Astrology is a lifelong study.
The books listed here represent the philosophical, technical, psychological, and spiritual foundations that inform the work we do at Nightlight. Some of these are core supplemental texts tied directly to specific programs. Others are works I frequently reference or draw from across different courses.
You are never required to purchase everything on this list. Many of these are long-term investments that students grow into over time.
YEARS ONE & TWO
Core Supplemental Texts
These are the primary companion texts for Years One and Two. We don’t follow any single author slavishly — Nightlight has its own refinements and interpretive developments — but these books align closely with the tradition we practice and form the backbone of our curriculum.
Hellenistic Astrology: The Study of Fate and Fortune
Chris Brennan
This is the foundational modern textbook on Hellenistic astrology and the primary supplemental reference for Years One and Two.
Chris’s work emerged out of Project Hindsight, the translation movement that brought ancient Greek and Latin astrological texts back into English after centuries of obscurity. The book restores the technical structure and philosophical worldview of ancient astrology in a way that is both rigorous and usable.
If you want one book that clearly lays out the architecture of Hellenistic astrology — sect, house topics, planetary condition, time-lord systems, and more — this is it.
Ancient Astrology in Theory and Practice, Volume I & II
Demetra George

These two volumes stand alongside Brennan’s work as core companions to our curriculum.

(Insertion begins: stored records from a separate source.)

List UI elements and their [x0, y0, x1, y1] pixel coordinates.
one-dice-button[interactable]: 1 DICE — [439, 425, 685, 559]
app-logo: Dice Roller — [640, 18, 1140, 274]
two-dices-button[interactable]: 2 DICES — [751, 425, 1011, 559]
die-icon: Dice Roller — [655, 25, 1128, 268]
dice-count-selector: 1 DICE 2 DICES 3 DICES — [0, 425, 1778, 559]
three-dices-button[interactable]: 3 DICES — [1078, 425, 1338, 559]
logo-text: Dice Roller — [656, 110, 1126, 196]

Demetra presents Hellenistic astrology in a methodical, step-by-step way that many students find extremely helpful. Her approach overlaps substantially with ours, even where we differ in emphasis or application.
If Brennan gives you the structural blueprint, Demetra gives you a carefully guided way to work through it in practice.
The Moment of Astrology: Origins in Divination
Geoffrey Cornelius

This is one of the most important philosophical books on astrology ever written.
Cornelius argues that astrology is not a causal science but a form of astral omen divination. That distinction matters. It changes how you practice, how you interpret charts, and how you think about meaning.
This book articulates the epistemological stance we take at Nightlight. It is especially important for students who want to understand not just how astrology works technically, but what astrology is.
James Hillman, one of the founders of archetypal psychology and a student of Carl Jung, writes here about the daimon — the inner guiding image that shapes a life.
This book captures the psychological and spiritual orientation we bring to counseling astrology. The idea that each person carries a calling, a pattern, a destiny-image, resonates deeply with how we approach natal interpretation.
I encourage students to read this sometime during Years One or Two as a foundation for thinking about fate, character, and vocation.